Question

How do I find the inverse of f(x) when the equation is: f(x)=(x+3)^2, x<-3

Answer 1

The answer is supposed to be f-1(x) = -√x - 3

Answer 2

You just replace the viable x with y, and then rearrange the equation.

So you have:\[y=(x+3)^{2}\]

Replace x with y:

\[x=(y+3)^{2}\]

rearrange the equation.

\[\pm \sqrt{x}=y+3\]\[y=\pm \sqrt{x}-3\]

Check to see if the equation is an inverse by substitution. If the solution equals x then it is an inverse.

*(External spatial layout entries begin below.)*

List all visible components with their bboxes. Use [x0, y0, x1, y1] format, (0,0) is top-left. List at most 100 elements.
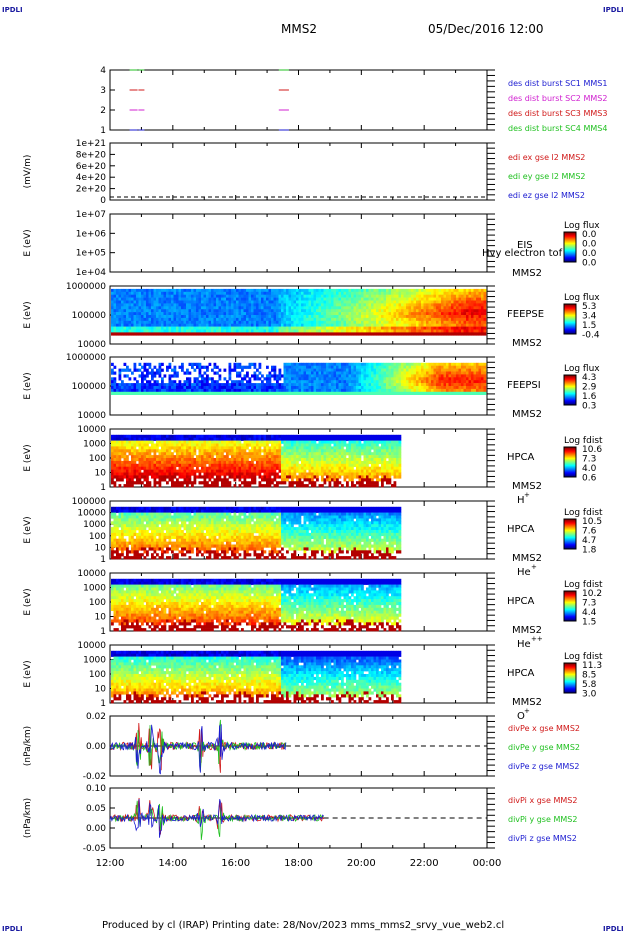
colorbar-strip: [564, 239, 576, 241]
colorbar-strip: [564, 379, 576, 381]
legend-divpi-1: divPi x gse MMS2: [508, 796, 577, 805]
spacecraft-label-eis: MMS2: [512, 268, 542, 279]
colorbar-tick-eis: 0.0: [582, 240, 597, 250]
colorbar-strip: [564, 472, 576, 474]
colorbar-tick-hpca_h: 0.6: [582, 474, 597, 484]
colorbar-strip: [564, 466, 576, 468]
colorbar-strip: [564, 675, 576, 677]
colorbar-strip: [564, 604, 576, 606]
colorbar-tick-hpca_he: 7.6: [582, 527, 597, 537]
spacecraft-title: MMS2: [281, 22, 317, 36]
ytick-label-hpca_h: 10: [95, 469, 107, 479]
colorbar-strip: [564, 240, 576, 242]
colorbar-strip: [564, 447, 576, 449]
corner-label-tl: IPDLI: [2, 6, 23, 14]
colorbar-strip: [564, 456, 576, 458]
colorbar-strip: [564, 236, 576, 238]
colorbar-strip: [564, 542, 576, 544]
colorbar-strip: [564, 232, 576, 234]
colorbar-strip: [564, 310, 576, 312]
colorbar-tick-hpca_hepp: 4.4: [582, 608, 597, 618]
colorbar-frame-hpca_he: [563, 518, 577, 550]
colorbar-tick-feepsi: 2.9: [582, 383, 597, 393]
colorbar-strip: [564, 457, 576, 459]
ylabel-hpca_he: E (eV): [23, 516, 33, 543]
colorbar-strip: [564, 306, 576, 308]
legend-divpi-2: divPi y gse MMS2: [508, 815, 577, 824]
colorbar-tick-hpca_hepp: 1.5: [582, 618, 596, 628]
colorbar-strip: [564, 595, 576, 597]
ytick-label-hpca_he: 10: [95, 543, 107, 553]
ytick-label-divpi: 0.00: [86, 824, 106, 834]
colorbar-strip: [564, 242, 576, 244]
colorbar-strip: [564, 257, 576, 259]
colorbar-strip: [564, 403, 576, 405]
colorbar-strip: [564, 469, 576, 471]
colorbar-tick-hpca_o: 11.3: [582, 661, 602, 671]
ytick-label-feepse: 10000: [77, 340, 106, 350]
colorbar-strip: [564, 541, 576, 543]
colorbar-strip: [564, 313, 576, 315]
ytick-label-hpca_h: 1000: [83, 440, 106, 450]
colorbar-hpca_he: [564, 519, 576, 550]
ytick-label-hpca_h: 100: [89, 454, 106, 464]
colorbar-strip: [564, 391, 576, 393]
colorbar-frame-feepse: [563, 303, 577, 335]
colorbar-tick-eis: 0.0: [582, 259, 597, 269]
colorbar-strip: [564, 400, 576, 402]
colorbar-strip: [564, 618, 576, 620]
colorbar-strip: [564, 599, 576, 601]
colorbar-strip: [564, 467, 576, 469]
ytick-label-feepsi: 100000: [72, 382, 107, 392]
ytick-label-hpca_hepp: 10: [95, 613, 107, 623]
colorbar-strip: [564, 380, 576, 382]
ytick-label-hpca_he: 100000: [72, 497, 107, 507]
colorbar-strip: [564, 615, 576, 617]
colorbar-strip: [564, 673, 576, 675]
ylabel-hpca_h: E (eV): [23, 444, 33, 471]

Substituting\[y=-\sqrt{x}-3\] into\[f(x)\] So \[f(-\sqrt{x}-3)=(-\sqrt{x}-3+3)^{2}\]
y=x so \[y=-\sqrt{x}-3\] is an inverse.

Substituting \[y=\sqrt{x}-3\]into \[f(\sqrt{x}-3)=(\sqrt{x}-3+3)^{2}\]

y=x So

\[f(\sqrt{x}-3) \] is also an inverse

Answer 3

Interestingly, when you take both inverses, you get another parabola that fails the verticle line test.

So it looks like you take one or the other inverses, but not both.